Zika virus is a mosquito-borne illness that is spread by the Aedes species of mosquito, the mosquito also responsible for the transmission of dengue and chikungunya viruses.
People with Zika virus disease can have symptoms including mild fever, skin rash, conjunctivitis, muscle and joint pain, malaise or headache. These symptoms normally last for 2-7 days.
There is scientific consensus that Zika virus is a cause of microcephaly and Guillain-Barré syndrome. Links to other neurological complications are also being investigated
Zika virus is a mosquito-borne flavivirus that was first identified in Uganda in 1947 in monkeys through a network that monitored yellow fever. It was later identified in humans in 1952 in Uganda and the United Republic of Tanzania. Outbreaks of Zika virus disease have been recorded in Africa, the Americas, Asia and the Pacific. From the 1960s to 1980s, human infections were found across Africa and Asia, typically accompanied by mild illness. The first large outbreak of disease caused by Zika infection was reported from the Island of Yap (Federated States of Micronesia) in 2007. In July 2015 Brazil reported an association between Zika virus infection and Guillain-Barré syndrome. In October 2015 Brazil reported an association between Zika virus infection and microcephaly.
How you catch Zika virus infection:
Zika virus is primarily transmitted to people through the bite of an infected mosquito from the Aedes genus, mainly Aedes aegypti in tropical regions. Aedes mosquitoes usually bite during the day, peaking during early morning and late afternoon/evening. This is the same mosquito that transmits dengue, chikungunya and yellow fever. Sexual transmission of Zika virus is also possible. Other modes of transmission such as blood transfusion are being investigated.
Infection with Zika virus may be suspected based on symptoms and recent history of travel (e.g. residence in or travel to an area with active Zika virus transmission). A diagnosis of Zika virus infection can only be confirmed through laboratory tests on blood or other body fluids, such as urine, saliva or semen.
Zika virus disease is usually mild and requires no specific treatment. People sick with Zika virus should get plenty of rest, drink enough fluids, and treat pain and fever with common medicines. If symptoms worsen, they should seek medical care and advice. There is currently no vaccine available.
The symptoms of Zika typically pass within the space of 1 week. However, there have been recent concerns about the virus due to a link between Zika and birth defects, such as microcephaly. In light of this, on 1 February 2016, the World Health Organization (WHO) declared that the Zika virus outbreak constituted a Public Health Emergency of International Concern.
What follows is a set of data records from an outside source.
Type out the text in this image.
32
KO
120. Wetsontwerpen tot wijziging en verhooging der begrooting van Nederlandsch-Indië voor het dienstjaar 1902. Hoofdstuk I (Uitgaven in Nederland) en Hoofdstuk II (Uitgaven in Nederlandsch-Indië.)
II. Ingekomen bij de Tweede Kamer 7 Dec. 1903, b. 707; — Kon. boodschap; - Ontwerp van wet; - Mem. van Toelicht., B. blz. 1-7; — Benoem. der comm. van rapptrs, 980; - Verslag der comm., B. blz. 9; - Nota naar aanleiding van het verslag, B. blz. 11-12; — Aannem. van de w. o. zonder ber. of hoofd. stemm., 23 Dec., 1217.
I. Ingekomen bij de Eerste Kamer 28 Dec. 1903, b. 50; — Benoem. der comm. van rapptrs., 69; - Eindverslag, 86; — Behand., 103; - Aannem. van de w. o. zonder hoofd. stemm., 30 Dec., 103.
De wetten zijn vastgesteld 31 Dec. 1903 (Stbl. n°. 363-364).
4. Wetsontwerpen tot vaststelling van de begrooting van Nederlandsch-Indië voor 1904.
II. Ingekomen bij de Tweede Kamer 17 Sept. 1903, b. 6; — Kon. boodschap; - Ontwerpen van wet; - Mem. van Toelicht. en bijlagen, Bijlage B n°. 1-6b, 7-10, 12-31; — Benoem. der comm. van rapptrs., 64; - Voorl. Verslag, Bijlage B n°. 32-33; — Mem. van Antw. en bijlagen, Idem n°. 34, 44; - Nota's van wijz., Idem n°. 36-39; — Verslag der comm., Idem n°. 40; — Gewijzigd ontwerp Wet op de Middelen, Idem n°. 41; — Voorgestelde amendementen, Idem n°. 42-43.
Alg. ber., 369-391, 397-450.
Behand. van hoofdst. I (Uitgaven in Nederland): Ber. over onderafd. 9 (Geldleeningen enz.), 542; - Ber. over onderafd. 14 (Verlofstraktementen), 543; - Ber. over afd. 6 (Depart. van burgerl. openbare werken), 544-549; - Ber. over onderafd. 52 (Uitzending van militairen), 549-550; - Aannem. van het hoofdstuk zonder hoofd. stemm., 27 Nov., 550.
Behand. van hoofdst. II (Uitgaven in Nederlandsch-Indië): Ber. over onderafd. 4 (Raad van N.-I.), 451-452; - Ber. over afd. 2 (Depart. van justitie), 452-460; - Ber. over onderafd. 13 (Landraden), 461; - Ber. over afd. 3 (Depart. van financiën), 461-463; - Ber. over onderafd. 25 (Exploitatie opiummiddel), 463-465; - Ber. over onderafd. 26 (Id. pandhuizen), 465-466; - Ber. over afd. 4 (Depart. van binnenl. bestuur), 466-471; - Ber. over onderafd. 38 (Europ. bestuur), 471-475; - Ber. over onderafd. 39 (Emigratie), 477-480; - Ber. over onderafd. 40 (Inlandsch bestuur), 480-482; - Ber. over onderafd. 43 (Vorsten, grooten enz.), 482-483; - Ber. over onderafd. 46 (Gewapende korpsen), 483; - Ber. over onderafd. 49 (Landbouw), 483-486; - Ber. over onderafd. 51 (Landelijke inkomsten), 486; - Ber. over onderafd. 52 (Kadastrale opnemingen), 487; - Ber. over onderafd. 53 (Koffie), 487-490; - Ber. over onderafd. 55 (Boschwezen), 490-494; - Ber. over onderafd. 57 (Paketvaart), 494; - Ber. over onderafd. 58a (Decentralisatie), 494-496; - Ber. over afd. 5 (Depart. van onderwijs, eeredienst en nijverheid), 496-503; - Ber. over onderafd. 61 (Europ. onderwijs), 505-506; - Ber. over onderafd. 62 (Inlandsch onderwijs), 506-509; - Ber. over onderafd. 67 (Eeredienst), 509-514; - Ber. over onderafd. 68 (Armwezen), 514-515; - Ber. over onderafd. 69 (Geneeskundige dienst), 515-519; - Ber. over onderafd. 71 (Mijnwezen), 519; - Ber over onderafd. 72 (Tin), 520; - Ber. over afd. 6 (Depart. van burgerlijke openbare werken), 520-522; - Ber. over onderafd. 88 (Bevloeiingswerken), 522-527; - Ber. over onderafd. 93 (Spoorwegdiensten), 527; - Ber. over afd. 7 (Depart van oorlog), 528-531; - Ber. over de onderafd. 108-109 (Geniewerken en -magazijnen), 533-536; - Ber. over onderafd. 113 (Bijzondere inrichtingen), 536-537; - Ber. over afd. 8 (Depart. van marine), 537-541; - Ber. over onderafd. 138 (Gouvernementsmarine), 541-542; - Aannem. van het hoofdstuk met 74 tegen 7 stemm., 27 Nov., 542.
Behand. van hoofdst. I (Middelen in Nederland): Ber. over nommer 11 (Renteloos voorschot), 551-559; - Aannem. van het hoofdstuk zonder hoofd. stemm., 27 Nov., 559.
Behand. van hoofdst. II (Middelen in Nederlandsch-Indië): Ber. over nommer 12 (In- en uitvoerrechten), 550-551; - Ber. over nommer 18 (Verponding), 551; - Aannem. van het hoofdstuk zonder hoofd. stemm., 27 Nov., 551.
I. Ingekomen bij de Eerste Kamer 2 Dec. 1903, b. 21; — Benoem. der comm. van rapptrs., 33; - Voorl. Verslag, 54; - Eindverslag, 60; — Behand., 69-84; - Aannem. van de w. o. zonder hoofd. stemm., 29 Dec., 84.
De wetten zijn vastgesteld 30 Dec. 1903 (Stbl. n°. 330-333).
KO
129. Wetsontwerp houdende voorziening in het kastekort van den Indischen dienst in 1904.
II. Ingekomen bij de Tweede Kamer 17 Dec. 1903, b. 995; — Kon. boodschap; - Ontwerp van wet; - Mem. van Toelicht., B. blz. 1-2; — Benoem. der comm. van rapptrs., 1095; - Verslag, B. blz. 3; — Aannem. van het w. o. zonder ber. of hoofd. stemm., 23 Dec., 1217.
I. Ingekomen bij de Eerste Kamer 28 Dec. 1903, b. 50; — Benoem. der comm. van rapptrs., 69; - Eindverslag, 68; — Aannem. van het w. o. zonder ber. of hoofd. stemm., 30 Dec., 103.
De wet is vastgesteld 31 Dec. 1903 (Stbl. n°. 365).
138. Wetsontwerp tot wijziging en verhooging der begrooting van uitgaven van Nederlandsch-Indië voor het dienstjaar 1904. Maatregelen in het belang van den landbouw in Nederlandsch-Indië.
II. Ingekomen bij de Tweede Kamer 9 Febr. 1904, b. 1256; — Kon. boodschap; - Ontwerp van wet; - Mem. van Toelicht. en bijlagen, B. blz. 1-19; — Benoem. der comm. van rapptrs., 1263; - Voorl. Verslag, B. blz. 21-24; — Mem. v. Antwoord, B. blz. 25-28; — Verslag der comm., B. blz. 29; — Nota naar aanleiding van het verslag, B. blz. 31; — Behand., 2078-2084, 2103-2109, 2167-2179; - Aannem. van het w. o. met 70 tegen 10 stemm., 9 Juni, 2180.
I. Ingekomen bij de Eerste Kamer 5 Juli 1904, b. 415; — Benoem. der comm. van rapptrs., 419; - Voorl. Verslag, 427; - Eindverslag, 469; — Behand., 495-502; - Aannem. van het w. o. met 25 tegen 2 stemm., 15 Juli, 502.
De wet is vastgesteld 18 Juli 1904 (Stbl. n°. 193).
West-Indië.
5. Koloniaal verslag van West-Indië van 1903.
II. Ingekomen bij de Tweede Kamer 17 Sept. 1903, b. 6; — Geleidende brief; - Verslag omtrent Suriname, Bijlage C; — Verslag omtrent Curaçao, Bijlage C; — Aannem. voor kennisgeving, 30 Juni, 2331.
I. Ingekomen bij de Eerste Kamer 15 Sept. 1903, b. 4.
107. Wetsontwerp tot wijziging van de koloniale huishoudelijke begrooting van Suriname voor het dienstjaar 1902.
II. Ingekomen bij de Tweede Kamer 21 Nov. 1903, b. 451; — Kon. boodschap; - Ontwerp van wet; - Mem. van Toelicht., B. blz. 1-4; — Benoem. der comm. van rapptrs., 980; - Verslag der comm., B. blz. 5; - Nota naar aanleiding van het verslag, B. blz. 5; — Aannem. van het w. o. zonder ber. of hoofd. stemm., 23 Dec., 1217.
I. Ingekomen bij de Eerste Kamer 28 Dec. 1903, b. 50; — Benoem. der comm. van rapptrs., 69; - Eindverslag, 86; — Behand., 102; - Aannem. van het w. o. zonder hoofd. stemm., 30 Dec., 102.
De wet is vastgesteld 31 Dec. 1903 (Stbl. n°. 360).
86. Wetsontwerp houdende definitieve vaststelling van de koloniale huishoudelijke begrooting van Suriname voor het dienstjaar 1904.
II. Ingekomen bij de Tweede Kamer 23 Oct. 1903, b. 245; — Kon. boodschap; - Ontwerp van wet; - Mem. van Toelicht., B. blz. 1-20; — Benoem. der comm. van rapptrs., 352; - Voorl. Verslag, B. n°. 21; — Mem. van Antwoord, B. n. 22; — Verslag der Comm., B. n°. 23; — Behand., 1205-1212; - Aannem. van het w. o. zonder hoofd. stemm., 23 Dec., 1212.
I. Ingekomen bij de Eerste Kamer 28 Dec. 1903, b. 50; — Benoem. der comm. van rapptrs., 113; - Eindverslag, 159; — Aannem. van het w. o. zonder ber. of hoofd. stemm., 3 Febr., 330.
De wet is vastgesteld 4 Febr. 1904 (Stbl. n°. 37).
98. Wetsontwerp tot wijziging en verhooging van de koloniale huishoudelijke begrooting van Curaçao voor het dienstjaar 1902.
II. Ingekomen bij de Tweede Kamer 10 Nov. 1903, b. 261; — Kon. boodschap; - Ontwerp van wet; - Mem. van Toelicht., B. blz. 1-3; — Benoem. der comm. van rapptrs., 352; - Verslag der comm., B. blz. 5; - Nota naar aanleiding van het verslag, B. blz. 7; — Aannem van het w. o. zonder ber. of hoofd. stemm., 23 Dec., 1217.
On 31 March 2017 the Centers for Disease Control and Prevention (CDC) issued travel warnings for people traveling to certain countries and other areas where Zika virus transmission is ongoing. Travelers, particularly those who are pregnant, who are heading to certain regions should be aware of these warnings. Affected regions include:
Central and South America
While the majority of Zika virus cases occur in tropical regions, such as Brazil, Colombia, Paraguay, Suriname, Venezuela, and French Guiana, there is the possibility of mosquito infection in tropical-like climates in some cities in the U.S. Transmission by mosquito has been confirmed in both Texas and Florida.